This One and Magic Life by Anne C. George
My rating: 5 of 5 stars
This is the story of a not necessarily typical Southern family. Possibly one of the best examples of Southern Lit I've come across in a long time. Ms. George creates an ensemble of memorable characters. Sarah and Thomas, the first generation of Sullivans in Harlowe, Alabama. Artie, Donnie, and Hektor, their children, who share a horrible secret. Mariel, Donnie's wife, who feels that Artie "stole" her daughter, Dolly. The story opens with the last moments of Artie's life and unfolds after her death. Emotions are stirred when the lawyer reveals Artie's last request. She wants to be cremated. Her family divides on the subject, as they are Catholic. Each of the second generation deal with Artie's death through their own lens. Donnie honors her last request and has her cremated in Birmingham. Mariel fakes the funeral with a closed casket. Hektor has his own private funeral with some of Artie's ashes and a questionable priest he drags out of the swamps of Mississippi.
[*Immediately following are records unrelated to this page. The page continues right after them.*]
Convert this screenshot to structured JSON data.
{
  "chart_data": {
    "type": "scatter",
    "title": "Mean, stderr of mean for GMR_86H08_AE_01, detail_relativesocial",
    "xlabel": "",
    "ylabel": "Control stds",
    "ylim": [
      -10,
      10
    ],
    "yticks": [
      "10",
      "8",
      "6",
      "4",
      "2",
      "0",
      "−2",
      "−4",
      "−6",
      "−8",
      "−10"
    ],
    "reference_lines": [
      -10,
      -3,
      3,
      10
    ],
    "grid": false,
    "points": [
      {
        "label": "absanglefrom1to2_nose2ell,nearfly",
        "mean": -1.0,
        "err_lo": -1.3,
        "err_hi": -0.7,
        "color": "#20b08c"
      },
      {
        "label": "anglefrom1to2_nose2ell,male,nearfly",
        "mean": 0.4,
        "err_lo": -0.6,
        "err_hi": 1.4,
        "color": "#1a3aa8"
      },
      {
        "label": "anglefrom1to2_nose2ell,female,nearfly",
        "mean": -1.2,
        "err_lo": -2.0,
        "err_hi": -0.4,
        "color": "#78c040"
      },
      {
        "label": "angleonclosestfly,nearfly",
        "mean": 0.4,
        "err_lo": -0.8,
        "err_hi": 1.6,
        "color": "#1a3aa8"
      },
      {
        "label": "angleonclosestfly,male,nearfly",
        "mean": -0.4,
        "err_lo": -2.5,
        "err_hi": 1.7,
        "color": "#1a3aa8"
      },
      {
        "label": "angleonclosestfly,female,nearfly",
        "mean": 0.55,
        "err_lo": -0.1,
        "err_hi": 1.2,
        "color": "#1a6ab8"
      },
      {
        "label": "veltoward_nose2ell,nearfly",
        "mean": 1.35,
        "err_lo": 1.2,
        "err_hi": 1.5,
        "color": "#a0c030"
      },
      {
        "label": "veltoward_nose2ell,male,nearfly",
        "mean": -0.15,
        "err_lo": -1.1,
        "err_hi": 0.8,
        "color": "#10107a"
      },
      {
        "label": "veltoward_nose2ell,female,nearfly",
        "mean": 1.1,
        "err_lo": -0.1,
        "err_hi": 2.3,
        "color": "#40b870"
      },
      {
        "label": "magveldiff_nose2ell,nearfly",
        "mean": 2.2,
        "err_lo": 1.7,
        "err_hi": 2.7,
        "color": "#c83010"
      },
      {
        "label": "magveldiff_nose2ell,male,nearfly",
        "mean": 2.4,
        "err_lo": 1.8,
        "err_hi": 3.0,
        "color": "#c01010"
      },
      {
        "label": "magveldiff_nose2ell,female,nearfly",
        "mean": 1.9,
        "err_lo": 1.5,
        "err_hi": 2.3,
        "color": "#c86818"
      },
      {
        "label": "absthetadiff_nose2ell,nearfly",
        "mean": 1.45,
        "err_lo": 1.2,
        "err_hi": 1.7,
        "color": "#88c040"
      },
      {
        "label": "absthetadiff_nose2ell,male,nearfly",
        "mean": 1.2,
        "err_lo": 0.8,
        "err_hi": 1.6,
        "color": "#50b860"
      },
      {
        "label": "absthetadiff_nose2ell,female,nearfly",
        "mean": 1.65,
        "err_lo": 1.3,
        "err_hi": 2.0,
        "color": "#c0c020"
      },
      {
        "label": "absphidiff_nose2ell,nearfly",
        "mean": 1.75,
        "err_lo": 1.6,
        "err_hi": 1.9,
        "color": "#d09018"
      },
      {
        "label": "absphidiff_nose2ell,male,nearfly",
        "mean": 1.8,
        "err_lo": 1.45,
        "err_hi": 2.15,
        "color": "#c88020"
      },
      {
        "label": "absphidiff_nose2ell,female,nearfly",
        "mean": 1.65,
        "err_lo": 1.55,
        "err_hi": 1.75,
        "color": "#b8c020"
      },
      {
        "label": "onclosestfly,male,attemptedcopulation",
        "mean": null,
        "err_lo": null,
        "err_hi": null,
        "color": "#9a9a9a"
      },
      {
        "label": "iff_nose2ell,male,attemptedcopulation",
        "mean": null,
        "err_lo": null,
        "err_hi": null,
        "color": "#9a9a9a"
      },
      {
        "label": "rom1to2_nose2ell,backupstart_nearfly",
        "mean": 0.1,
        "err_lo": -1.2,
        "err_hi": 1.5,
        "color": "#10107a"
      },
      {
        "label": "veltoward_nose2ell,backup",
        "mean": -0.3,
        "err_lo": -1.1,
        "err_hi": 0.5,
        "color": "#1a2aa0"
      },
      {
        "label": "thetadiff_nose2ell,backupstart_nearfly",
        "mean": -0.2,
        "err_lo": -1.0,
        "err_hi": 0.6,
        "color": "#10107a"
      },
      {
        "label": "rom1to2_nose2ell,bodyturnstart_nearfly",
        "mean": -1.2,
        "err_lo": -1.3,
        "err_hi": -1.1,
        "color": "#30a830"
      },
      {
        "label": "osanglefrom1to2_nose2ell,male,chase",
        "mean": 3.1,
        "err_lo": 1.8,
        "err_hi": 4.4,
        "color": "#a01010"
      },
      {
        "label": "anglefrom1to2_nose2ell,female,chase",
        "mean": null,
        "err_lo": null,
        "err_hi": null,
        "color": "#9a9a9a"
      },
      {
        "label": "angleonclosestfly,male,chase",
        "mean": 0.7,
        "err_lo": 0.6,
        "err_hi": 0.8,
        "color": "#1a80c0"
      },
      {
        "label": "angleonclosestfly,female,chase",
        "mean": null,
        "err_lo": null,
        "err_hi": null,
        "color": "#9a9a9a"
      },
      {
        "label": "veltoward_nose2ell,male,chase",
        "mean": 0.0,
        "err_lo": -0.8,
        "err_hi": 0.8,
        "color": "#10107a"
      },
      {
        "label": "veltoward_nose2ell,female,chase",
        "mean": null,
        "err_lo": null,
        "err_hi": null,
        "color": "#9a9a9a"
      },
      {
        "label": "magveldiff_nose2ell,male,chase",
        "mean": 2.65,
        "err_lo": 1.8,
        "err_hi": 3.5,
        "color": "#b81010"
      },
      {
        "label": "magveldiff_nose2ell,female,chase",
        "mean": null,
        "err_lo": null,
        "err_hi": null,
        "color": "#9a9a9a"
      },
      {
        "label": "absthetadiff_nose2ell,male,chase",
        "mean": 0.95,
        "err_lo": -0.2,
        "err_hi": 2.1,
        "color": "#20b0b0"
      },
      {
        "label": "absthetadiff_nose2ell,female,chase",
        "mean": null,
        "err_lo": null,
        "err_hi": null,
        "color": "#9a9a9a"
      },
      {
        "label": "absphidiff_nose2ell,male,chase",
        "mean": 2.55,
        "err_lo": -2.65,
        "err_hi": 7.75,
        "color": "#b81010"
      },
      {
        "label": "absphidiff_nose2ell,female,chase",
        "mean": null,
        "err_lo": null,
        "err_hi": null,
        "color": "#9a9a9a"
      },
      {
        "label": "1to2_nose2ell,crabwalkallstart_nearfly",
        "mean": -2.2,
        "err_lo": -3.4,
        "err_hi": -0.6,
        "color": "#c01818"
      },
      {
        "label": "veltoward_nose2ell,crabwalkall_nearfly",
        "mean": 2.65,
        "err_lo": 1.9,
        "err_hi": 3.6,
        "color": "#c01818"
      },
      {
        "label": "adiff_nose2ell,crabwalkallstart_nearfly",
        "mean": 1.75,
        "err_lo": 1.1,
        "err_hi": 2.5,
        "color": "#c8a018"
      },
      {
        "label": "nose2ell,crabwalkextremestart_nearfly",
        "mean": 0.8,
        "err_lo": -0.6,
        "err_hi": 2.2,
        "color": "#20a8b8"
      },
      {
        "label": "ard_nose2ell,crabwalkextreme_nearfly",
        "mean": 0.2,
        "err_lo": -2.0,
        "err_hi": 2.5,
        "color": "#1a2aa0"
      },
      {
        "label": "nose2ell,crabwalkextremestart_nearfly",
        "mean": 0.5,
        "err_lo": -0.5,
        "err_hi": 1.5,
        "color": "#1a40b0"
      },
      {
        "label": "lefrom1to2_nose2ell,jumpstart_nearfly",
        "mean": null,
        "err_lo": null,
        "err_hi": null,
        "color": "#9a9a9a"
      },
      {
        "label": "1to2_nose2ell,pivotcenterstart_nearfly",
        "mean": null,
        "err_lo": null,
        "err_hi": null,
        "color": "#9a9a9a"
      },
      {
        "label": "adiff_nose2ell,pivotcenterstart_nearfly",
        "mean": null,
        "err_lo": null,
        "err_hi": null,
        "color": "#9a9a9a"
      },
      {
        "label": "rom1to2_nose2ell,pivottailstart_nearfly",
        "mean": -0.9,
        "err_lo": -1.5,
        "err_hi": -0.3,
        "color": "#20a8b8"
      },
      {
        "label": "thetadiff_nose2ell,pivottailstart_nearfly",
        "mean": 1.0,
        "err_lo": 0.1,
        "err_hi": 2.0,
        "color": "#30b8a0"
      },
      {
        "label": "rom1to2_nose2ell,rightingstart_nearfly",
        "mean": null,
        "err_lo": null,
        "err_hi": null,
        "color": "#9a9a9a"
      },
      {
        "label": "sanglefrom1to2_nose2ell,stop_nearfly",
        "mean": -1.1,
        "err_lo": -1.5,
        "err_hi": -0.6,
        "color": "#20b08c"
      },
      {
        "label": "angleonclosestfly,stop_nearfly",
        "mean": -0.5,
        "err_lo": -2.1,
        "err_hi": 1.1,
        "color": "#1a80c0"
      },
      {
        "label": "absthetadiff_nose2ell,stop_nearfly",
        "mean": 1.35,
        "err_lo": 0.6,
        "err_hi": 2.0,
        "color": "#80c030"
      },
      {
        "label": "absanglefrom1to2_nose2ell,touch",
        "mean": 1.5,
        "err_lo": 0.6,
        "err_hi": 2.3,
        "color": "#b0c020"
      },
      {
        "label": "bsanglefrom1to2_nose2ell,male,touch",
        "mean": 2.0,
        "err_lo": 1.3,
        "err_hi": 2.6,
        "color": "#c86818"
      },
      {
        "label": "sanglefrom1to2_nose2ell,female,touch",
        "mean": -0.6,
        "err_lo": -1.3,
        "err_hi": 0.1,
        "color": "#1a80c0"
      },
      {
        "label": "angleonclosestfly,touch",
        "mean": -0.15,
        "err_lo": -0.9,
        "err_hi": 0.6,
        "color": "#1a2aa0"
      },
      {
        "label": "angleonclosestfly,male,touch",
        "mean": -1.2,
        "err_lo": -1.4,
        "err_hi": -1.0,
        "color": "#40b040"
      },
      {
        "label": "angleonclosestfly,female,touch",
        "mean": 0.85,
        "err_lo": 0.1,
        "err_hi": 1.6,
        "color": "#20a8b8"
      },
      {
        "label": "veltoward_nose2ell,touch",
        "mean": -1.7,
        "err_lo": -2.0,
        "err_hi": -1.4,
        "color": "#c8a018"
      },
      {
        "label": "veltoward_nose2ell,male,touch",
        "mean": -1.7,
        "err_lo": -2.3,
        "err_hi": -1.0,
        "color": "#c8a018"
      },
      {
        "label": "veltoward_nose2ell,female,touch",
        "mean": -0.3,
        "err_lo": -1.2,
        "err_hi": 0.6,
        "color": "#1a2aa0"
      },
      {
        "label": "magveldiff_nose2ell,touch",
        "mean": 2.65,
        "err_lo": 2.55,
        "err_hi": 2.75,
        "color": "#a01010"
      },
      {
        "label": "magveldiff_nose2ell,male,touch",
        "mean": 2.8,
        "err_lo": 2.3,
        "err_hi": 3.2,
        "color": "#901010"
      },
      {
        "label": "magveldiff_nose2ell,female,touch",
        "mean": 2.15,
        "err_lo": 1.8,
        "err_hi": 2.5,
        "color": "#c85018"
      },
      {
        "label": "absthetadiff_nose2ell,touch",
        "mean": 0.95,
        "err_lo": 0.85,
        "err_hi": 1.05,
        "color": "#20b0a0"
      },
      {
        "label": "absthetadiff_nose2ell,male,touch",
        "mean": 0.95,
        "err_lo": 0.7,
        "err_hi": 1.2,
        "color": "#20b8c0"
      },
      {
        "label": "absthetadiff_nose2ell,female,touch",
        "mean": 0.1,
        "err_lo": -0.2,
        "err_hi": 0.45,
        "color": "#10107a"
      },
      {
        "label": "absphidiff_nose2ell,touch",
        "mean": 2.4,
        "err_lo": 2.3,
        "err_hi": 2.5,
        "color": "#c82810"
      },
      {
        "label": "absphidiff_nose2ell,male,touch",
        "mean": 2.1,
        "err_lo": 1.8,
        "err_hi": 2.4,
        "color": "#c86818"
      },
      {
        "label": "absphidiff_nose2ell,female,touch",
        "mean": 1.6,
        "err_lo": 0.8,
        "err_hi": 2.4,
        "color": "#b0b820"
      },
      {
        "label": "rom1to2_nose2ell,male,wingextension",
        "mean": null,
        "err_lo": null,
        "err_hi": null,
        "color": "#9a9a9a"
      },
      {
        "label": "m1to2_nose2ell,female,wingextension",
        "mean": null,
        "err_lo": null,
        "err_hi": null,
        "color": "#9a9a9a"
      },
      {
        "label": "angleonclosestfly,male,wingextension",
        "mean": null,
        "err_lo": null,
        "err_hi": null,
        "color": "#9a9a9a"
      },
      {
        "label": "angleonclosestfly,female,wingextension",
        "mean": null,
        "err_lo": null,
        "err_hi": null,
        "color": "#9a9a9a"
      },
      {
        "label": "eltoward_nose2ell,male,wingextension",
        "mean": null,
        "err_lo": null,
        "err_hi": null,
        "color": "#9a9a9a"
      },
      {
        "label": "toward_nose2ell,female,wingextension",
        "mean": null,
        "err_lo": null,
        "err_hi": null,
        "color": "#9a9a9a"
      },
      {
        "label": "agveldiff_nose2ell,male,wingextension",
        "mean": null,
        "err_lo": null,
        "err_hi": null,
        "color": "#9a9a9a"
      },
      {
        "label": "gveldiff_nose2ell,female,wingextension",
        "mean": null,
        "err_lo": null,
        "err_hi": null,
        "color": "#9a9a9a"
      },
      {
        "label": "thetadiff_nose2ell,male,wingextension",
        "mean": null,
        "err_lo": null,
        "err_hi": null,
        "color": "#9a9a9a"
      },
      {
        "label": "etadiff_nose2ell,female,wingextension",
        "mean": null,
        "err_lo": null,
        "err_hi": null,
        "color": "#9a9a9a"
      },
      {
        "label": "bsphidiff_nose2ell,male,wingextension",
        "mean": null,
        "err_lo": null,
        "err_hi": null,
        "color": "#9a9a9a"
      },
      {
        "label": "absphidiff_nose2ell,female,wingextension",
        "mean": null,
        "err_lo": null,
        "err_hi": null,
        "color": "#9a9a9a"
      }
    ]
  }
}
As with most families, there are triumphs, tragedies, misunderstandings, and varying degrees of dysfunction. Through flashbacks and dialogue, Ms. George reveals slowly and precisely the events and relationships that create dysfunction in this family. The roots of jealousy and misunderstanding which began with Sarah and Thomas are revealed as each character examines their relationship with the deceased. Perhaps, the character that grows the most throughout the experience is the sister-in-law, Mariel, as she redefines and rebuilds her relationship with her daughter.
I would recommend this to anyone who loves Southern Literature.